In 2002 (after a couple years of controversy and wrangling after the issue got national press), Apple provided Maine a laptop computer for every seventh- and eighth-grader in the state's public school system -- 17,000 machines in all. Maine intended that students take the machines home for use in both school and non-school purposes. Maine's idea was to enrich all the kids' lives with a computer and to bring their families into the digital age. Although initially regarded as a stunt and subjected to national press and claims Maine had made terrible resource allocation decisions, the program has been considered enough of a success that despite the economic climate the program is expanding to include ninth-, tenth-, eleventh- and twelfth-graders.
The new program will include 30,000 machines, and will increase annual fees from $13m to $25m.
The more material impact for Apple, however, may be much more than the difference in $12m in gross revenue per year. Since delivering a Unix desktop, Apple has fought from behind to regain relevance as a computing platform since being eclipsed during the '90s by Microsoft's one-two combination of (a) the functionally acceptable graphical user interface of Windows 95 and (b) Windows NT's ability to be navigated by non-Unix administrators. The result was that by the end of the '90s, Microsoft had taken effective control of computers' desktops, browsers, and servers and had created a Microsoft monoculture in business and higher-ed software (the latter of which fed the former (due to familarity among new hires), which in turn reinforced use in the latter (because its dominance made it the most relevant platform for training future IT professionals). The answer to questions about Mac deployment was largely "why bother" and the explanation was largely that "we can afford to use Microsoft" because "we already know its products." Microsoft monocultures were both an established fact and a self-replicating phenomenon, because virtually all new IT hires had Microsoft administration experience and nothing else ... and therefore (to protect their own positions and because they knew nothing else) supported more of the same.
By establishing a desktop sweep in an entire public school system, Apple will redefine normalcy for an entire generation of the school system's graduates. After accepting Apple's UI and performance norms, these users' inertia will support rather than thwart future Mac sales. Students taking Macs to higher ed will, in turn, create demand within higher-ed for administrative expertise (fulfilled in many cases by students learning support while performing on-campus jobs, wherein future IT expertise is germinated). Apple's effort to replace all-Dell enterprise contracts with all-Apple contracts is not just a blow to steady revenue at Dell, but evidences weathering of the bulwark Microsoft built to protect its integrated software monopoly. The monopoly was Microsoft's to lose.

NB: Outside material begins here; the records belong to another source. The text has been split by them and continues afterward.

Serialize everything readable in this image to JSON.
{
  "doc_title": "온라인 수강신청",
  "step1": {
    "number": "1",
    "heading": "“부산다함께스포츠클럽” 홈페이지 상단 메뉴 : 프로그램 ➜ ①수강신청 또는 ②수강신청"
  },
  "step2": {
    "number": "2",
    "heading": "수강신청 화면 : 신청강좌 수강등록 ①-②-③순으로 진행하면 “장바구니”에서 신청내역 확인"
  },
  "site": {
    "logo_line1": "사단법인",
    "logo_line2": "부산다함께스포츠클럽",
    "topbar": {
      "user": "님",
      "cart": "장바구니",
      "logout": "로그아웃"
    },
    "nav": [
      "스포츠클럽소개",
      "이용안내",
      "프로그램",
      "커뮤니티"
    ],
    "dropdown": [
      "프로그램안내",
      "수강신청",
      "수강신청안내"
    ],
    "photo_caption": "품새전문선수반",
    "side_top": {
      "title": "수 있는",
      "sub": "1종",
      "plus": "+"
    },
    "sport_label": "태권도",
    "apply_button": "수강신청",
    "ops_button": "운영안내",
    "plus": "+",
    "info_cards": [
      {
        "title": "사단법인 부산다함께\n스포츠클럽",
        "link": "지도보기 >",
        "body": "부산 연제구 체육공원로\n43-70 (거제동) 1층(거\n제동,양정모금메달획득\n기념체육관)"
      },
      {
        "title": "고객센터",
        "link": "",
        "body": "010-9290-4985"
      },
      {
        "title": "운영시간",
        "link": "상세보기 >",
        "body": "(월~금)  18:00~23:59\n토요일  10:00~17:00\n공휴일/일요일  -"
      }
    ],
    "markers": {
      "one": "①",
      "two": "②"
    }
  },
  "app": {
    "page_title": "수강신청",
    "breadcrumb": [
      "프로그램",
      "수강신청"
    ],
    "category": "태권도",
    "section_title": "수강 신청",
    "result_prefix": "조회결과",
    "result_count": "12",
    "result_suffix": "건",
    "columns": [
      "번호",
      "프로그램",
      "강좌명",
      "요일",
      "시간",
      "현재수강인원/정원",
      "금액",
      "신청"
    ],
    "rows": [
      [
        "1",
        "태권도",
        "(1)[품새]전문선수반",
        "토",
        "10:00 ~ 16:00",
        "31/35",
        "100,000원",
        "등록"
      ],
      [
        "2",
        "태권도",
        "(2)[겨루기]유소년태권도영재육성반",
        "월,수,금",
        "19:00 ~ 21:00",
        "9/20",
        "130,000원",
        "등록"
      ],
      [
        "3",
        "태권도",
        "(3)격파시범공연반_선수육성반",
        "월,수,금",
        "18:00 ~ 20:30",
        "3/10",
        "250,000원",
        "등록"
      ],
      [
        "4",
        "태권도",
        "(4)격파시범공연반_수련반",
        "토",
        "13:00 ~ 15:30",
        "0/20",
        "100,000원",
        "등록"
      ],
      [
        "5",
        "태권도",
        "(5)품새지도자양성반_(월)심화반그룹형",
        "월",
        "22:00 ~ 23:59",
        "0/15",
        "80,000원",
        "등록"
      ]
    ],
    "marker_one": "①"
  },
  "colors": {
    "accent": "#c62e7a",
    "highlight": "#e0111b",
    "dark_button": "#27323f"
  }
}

The recent decision to expand a contract to provide Macs to the entire student body, not only for school use but for use at home, enhances Apple's effort to unwind the effect of Microsoft's successful NT advance against Unix by creating stable and ongoing demand for Apple's products and for the expertise to operate and support them in large numbers. Expertise like this will make more Macs easier to sell, and experience creating profitable high-volume enterprise supply contracts will place Apple in a better position to make other large-scale sales. As hardware becomes more powerful at the same price point, Apple's ability to offer differentiation on the basis of Apple-owned software will enable Apple to offer profitable competition at as low a price point as Apple feels is required to achieve its purposes. Moreover, as software becomes an increasing part of Apple's revenue stream, the ability to deliver both Apple-owned solutions and Apple-vended third-party solutions will enable Apple to profit from a larger and larger user base that buys lower and lower cost hardware.